But there was another headline that looks set to have much further reaching implications: the price of crude oil topped $100 per barrel for the first time since 2022, up more than 50% from around $66 per barrel before the US-Israel war on Iran began.
Gas prices have also skyrocketed in the past 10 days, rising 85% from around 78p per therm on February 27 to 144p per therm at the time of writing (according to Trading Economics’ price tracker).
Those price rises spell bad news for just about everyone. Fuel prices will go up. Food prices will go up. Inflation is likely to go up, driving down the value of savings and wages.
But there will be one winner: the oil and gas industry.
Oil prices have risen above $100 per barrel (Image: Photo by Rob Barber on Unsplash)
Just as back in 2022, the fossil-fuel giants will reap huge excess profits off the back of skyrocketing market prices. And just as in 2022, the UK Government has a windfall tax in place to claw some of that money back.
Introduced under the Tories four years ago in May, the Energy Profits Levy (EPL) took the marginal rate of tax on oil and gas activities in the North Sea to 75%. Labour, after taking power, put this up three more points to 78%.
But unlike four years ago, there is now pressure on the UK Government to cut the EPL altogether. The SNP under John Swinney are leading the charge , with calls for an “immediate” end to the windfall tax.
But oil and gas firms are about to reap a massive windfall. So, I put to the First Minister on Monday morning, surely this is the wrong time to cut it?
“No, it's not,” he responded. “The Energy Profits Levy is essentially rendering near to impossible investment in the North Sea oil and gas sector, and it's resulting in the loss of jobs at a more aggressive rate than any of us envisaged.
“The upsurge in renewables has not been as fast to compensate for that loss of employment.”
Swinney argued that the management of a just transition away from fossil fuels “has become more difficult because of that imbalance between the reduction in oil and gas and the upsurge in renewables, and the price inflation in oil and gas prices is not going to change those investment decisions”.
Whether it is truly the windfall tax stopping oil and gas firms from investing in renewable energy is up for debate.
Last year, analysis from investigative campaigning organisation Global Witness found that Shell had paid out £18.2 billion in 2024 while simultaneously reducing its spending on "renewables and energy solutions" by 5% to around £2bn.
Another North Sea operator , Norwegian state-owned company Equinor last year cut its investment in renewable energy in half while at the same time increasing oil and gas production.

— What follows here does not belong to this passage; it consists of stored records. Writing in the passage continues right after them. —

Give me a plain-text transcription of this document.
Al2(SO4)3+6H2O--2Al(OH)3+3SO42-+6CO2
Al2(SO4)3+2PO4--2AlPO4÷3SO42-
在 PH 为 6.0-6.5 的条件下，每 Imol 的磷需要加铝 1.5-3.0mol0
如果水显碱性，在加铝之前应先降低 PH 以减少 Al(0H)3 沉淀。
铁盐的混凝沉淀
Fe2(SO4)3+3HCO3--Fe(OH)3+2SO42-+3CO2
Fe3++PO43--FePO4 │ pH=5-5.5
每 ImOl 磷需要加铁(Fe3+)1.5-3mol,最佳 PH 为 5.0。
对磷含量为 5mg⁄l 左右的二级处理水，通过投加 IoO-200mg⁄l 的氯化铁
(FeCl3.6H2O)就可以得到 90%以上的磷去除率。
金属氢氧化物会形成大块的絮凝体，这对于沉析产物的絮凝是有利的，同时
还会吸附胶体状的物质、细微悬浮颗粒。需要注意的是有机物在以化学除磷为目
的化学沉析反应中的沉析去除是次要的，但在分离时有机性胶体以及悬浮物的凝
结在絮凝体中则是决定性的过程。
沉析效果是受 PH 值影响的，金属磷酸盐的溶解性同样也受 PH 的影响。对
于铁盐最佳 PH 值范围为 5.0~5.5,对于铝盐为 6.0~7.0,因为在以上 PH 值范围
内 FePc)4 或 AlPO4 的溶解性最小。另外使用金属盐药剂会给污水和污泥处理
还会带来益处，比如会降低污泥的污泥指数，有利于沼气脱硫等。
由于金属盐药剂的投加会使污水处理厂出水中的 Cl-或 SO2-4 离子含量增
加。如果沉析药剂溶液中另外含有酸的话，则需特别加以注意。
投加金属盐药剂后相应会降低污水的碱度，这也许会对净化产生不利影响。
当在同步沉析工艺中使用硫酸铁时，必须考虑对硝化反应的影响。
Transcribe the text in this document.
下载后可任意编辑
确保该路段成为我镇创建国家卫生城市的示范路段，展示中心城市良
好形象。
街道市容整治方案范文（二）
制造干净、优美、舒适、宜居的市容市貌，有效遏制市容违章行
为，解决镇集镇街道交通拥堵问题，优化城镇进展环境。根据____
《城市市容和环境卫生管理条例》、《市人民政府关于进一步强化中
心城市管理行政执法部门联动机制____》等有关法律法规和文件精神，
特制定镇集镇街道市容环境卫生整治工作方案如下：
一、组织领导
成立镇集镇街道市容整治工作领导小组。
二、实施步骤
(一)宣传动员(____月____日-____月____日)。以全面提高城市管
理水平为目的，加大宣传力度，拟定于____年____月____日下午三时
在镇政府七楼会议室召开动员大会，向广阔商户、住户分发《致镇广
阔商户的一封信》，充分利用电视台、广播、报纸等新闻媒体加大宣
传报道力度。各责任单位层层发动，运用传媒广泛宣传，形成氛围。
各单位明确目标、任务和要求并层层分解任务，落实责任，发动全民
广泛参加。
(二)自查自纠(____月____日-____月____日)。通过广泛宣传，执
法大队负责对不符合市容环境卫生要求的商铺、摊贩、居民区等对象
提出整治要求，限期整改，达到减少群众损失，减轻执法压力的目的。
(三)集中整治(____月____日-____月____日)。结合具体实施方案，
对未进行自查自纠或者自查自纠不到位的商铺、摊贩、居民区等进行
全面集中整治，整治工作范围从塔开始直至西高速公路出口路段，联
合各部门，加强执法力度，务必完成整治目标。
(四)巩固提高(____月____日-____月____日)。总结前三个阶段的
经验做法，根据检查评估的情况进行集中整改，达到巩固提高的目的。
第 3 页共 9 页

And like the UK, Norway also levies a marginal tax rate of 78% on North Sea upstream petroleum activities.
US energy giant Chevron sold its assets in the North Sea in 2024 , saying that it had nothing to do with the windfall tax and everything to do with assets which remain “strategic and competitive”. BP had done similar four years earlier , before the EPL even existed.
It seems clear that it is not that these giants of industry cannot afford to invest in renewables or the North Sea, it is that they do not want to. Removing the windfall tax will not change that.
What it can change is perception. In the north east, the SNP are looking to win constituencies in the May elections, and their main rivals are the Tories and Reform UK. Labour don’t have so much as a look-in.
So, while Labour’s support for the windfall tax can do them little harm in Aberdeen or its surrounds, backing the levy could really set the SNP back. And with Stephen Flynn looking to jump parliaments in just that city, it seems unlikely the party would do anything to jeopardise his chances.
Will the SNP’s opposition to the windfall tax hold even through a huge windfall for the oil and gas giants? The smart money would say yes, until May at least.